Important: The information in this document is obsolete and should not be used for new development.
Packing schemes use a sequence of 8-bit values, so they are generally not suitable for mail (although they are often used on the Web). In these schemes, certain characters function as a local shift that controls the interpretation of the next 1-3 bytes.
The most well-known packing scheme is probably Shift-JIS, which was originally developed by Microsoft for use with MS-DOS. It includes the following:
The 2-byte units all begin with byte values that are not used for JIS X0201, so it is possible to distinguish them if the text is processed serially from the beginning of a buffer. However, the second bytes of 2-byte units use values that can be confused either with the first byte of a 2-byte unit or with a single-byte code point from JIS X0201; when pointing into an arbitrary location in the middle of Shift-JIS text, it may be impossible to determine character boundaries. Figure B-4 shows this with a somewhat pathological Shift-JIS byte sequence using only two different byte values (the corresponding character images are also shown).

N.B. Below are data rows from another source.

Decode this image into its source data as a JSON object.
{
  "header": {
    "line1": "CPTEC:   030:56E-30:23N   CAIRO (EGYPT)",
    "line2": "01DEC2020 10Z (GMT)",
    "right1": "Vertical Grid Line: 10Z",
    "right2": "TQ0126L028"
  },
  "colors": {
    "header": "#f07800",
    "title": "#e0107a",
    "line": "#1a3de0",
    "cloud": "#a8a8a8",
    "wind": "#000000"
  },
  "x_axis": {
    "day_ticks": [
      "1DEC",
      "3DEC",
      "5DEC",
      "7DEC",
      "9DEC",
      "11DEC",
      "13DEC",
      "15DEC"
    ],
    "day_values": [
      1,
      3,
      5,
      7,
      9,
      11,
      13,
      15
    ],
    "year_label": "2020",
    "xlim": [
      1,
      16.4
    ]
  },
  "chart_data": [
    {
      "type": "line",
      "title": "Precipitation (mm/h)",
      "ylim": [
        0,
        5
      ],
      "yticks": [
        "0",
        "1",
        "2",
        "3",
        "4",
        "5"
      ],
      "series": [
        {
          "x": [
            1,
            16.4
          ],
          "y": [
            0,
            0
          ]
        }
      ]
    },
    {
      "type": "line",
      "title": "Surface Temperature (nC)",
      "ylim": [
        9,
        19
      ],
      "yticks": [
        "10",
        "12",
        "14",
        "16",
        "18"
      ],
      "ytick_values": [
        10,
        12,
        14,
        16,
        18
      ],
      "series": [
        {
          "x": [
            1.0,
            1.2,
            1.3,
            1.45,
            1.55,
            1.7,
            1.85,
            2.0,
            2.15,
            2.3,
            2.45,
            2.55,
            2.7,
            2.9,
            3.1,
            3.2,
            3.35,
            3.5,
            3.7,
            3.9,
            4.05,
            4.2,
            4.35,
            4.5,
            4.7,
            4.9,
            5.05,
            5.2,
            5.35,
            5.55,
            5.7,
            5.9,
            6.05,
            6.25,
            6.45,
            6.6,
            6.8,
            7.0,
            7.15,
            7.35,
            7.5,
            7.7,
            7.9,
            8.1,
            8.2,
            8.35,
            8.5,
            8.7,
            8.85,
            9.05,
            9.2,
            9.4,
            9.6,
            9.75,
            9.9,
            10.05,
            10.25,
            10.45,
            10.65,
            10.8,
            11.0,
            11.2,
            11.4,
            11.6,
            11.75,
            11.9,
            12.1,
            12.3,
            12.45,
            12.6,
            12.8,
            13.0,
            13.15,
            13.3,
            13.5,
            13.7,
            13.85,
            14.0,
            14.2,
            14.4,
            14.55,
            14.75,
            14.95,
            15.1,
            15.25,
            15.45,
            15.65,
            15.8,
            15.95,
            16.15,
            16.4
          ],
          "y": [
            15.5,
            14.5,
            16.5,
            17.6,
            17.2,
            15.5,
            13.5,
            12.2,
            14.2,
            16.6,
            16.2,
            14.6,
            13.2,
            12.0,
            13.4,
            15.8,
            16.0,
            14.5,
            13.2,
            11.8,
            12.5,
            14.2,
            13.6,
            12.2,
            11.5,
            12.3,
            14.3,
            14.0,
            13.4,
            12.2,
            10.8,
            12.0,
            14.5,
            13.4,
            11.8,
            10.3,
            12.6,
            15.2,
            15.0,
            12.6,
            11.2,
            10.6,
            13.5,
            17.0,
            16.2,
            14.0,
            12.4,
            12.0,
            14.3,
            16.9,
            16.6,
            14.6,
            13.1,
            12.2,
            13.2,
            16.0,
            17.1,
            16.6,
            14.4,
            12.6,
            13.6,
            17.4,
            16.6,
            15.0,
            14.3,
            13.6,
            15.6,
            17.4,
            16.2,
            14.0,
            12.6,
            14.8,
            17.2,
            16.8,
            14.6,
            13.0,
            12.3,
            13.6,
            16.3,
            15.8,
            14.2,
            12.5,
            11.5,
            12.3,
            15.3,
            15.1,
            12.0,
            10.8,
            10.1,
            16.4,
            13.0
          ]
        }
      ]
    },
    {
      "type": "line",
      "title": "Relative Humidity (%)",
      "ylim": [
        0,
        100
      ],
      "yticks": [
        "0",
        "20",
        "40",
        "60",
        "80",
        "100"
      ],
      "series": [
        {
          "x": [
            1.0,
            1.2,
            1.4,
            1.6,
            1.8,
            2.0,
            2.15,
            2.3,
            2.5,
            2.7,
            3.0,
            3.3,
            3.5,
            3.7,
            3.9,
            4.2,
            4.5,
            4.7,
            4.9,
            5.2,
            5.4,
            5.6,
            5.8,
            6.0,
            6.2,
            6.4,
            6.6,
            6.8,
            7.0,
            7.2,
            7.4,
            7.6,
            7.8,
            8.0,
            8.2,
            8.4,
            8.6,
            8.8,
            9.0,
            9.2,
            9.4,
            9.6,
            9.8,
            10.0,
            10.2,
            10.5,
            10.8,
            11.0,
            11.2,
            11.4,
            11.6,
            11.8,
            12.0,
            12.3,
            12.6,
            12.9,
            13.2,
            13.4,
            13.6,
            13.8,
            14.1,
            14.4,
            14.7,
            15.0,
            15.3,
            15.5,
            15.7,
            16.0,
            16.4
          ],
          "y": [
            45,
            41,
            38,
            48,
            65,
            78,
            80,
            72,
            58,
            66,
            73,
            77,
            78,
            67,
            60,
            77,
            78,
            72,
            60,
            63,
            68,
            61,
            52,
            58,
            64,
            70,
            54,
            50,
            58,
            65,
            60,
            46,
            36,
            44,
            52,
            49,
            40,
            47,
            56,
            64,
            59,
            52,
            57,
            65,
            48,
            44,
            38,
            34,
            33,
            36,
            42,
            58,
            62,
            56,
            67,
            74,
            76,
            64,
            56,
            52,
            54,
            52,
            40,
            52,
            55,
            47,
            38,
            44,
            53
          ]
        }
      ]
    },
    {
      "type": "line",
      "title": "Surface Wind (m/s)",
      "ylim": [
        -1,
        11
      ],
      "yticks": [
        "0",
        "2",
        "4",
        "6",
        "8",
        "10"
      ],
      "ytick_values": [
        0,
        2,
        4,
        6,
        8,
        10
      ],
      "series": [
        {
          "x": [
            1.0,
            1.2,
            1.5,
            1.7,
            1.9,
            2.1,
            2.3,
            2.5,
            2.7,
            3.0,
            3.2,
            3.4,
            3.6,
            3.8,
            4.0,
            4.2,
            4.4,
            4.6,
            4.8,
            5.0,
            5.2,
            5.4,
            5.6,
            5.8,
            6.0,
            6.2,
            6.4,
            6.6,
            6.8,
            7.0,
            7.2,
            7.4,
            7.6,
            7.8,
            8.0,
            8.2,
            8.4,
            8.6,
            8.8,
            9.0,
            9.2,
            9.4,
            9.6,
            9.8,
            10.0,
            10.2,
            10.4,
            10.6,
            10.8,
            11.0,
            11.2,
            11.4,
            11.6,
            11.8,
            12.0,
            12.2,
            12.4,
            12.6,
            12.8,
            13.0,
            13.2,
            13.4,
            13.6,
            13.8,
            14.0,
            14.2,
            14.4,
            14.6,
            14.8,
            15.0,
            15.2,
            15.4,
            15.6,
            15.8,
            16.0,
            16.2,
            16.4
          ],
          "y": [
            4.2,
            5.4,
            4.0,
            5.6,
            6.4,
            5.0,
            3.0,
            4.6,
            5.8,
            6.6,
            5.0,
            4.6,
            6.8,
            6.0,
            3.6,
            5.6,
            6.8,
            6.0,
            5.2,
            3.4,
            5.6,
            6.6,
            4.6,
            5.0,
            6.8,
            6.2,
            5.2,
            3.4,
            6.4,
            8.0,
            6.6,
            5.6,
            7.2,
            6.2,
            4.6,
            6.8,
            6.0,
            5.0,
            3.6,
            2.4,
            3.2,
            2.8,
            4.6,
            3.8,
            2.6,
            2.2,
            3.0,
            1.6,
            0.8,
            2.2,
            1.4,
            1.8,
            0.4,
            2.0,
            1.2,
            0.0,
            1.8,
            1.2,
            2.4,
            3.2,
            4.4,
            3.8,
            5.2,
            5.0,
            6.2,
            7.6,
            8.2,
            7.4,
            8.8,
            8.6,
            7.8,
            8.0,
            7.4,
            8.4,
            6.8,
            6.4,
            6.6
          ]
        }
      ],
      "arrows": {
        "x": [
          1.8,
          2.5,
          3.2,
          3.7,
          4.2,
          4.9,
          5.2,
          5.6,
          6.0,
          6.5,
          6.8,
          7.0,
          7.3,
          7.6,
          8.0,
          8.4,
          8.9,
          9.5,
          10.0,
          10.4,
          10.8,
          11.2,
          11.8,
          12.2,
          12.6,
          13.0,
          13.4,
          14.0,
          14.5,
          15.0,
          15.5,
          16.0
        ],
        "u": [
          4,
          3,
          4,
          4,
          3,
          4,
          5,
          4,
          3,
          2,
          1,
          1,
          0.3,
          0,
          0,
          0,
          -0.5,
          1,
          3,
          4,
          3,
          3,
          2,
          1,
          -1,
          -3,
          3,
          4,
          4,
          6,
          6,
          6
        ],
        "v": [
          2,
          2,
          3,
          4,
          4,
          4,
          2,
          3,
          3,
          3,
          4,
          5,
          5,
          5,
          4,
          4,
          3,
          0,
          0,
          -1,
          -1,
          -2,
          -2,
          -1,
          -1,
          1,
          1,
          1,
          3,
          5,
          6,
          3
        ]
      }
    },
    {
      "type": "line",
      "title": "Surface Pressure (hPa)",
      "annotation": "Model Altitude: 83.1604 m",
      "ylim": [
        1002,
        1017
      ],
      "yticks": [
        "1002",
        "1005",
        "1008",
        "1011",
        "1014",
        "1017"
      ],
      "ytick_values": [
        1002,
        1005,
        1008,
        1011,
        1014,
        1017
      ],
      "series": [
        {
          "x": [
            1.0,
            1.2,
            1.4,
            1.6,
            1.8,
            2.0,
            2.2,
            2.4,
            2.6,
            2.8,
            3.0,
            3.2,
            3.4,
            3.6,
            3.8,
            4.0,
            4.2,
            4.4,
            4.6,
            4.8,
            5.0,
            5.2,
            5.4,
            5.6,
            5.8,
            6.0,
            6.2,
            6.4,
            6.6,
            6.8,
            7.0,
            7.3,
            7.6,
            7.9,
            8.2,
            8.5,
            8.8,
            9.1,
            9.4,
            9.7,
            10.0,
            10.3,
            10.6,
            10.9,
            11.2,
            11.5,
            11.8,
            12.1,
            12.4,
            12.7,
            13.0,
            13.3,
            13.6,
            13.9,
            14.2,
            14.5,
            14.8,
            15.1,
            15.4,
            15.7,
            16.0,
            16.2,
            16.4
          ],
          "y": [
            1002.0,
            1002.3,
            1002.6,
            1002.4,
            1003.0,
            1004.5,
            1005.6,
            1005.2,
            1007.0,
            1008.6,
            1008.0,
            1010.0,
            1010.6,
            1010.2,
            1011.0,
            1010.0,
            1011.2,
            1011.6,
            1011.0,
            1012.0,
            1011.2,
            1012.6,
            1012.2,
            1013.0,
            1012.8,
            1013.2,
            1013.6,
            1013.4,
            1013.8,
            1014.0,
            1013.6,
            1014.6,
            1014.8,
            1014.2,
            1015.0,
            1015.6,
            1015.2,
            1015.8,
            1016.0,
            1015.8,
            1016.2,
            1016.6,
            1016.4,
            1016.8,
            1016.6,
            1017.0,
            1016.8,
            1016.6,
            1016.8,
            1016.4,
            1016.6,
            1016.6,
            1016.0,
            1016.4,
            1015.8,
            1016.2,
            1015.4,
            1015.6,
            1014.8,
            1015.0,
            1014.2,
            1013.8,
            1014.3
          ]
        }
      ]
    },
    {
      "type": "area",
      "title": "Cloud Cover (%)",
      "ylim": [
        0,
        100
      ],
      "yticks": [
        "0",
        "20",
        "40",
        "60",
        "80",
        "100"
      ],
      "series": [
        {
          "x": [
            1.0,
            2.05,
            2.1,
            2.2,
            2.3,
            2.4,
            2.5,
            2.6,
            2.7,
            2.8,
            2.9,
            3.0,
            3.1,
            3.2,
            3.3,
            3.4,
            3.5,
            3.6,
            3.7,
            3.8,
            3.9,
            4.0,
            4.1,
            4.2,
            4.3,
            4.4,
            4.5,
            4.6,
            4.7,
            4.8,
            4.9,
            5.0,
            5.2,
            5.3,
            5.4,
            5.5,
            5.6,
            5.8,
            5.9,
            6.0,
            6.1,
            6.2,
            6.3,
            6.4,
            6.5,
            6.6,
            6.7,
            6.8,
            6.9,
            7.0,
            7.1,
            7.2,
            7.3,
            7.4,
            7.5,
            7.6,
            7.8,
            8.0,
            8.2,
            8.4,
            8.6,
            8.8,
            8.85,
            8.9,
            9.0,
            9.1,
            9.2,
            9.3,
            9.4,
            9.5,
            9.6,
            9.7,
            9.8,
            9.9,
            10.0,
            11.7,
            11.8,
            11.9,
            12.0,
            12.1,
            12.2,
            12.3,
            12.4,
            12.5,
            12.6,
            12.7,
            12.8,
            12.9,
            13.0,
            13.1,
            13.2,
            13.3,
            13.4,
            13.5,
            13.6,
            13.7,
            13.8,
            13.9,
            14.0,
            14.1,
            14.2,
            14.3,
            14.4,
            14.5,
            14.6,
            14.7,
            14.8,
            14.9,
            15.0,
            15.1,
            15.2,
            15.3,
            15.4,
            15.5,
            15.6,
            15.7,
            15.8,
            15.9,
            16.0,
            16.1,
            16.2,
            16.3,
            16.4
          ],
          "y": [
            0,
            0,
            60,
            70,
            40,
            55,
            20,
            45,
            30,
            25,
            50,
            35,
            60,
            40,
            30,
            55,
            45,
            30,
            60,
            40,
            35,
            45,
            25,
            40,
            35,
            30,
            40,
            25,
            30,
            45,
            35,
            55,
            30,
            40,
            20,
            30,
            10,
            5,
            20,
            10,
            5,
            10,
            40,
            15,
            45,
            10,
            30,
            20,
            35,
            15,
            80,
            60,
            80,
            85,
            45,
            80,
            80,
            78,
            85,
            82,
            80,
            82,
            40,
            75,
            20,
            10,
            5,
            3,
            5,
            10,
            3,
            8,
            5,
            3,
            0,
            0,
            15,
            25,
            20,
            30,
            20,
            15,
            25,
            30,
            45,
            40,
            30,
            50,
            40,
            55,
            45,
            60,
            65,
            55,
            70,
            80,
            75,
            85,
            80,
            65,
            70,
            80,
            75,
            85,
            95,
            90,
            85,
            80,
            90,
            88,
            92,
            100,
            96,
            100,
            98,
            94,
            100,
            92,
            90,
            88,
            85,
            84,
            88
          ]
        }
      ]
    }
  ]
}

Figure B-4 Shift-JIS byte sequence
Moreover, Shift-JIS contains multiple representations of the Katakana and basic Latin repertoires, which are available in 1-byte form via JIS X0201, and in 2-byte form via JIS X0208. Shift-JIS has a well-deserved reputation as a troublesome encoding scheme.
The EUC (Extended UNIX Code) packing schemes were originally developed for UNIX systems; they use units of 1 to 4 bytes.
The Big 5 encoding is a special case. This is not a national standard, but a de facto encoding used for traditional Chinese. It combines ASCII--represented as 1-byte units--with 2-byte units that represent Hanzi, CJK punctuation and symbols, and other characters. There is no separate specification for the set of characters represented by the 2-byte units, although the Hanzi repertoire matches the CNS 11643 Plane 1 repertoire. For the 2-byte units, the first byte is in the range 0xA1-0xFE, and the second byte is in the range 0x40-0x7E or 0xA1-0xFE.
The acronym MBCS (multi-byte character set) is used for encoding schemes that mix character units of different byte lengths (as in the packing schemes mentioned above), in contrast to SBCS (single-byte character set). The acronym DBCS (double-byte character set) is sometimes used for pure two-byte encodings such as JIS X0208, and sometimes used synonymously with MBCS.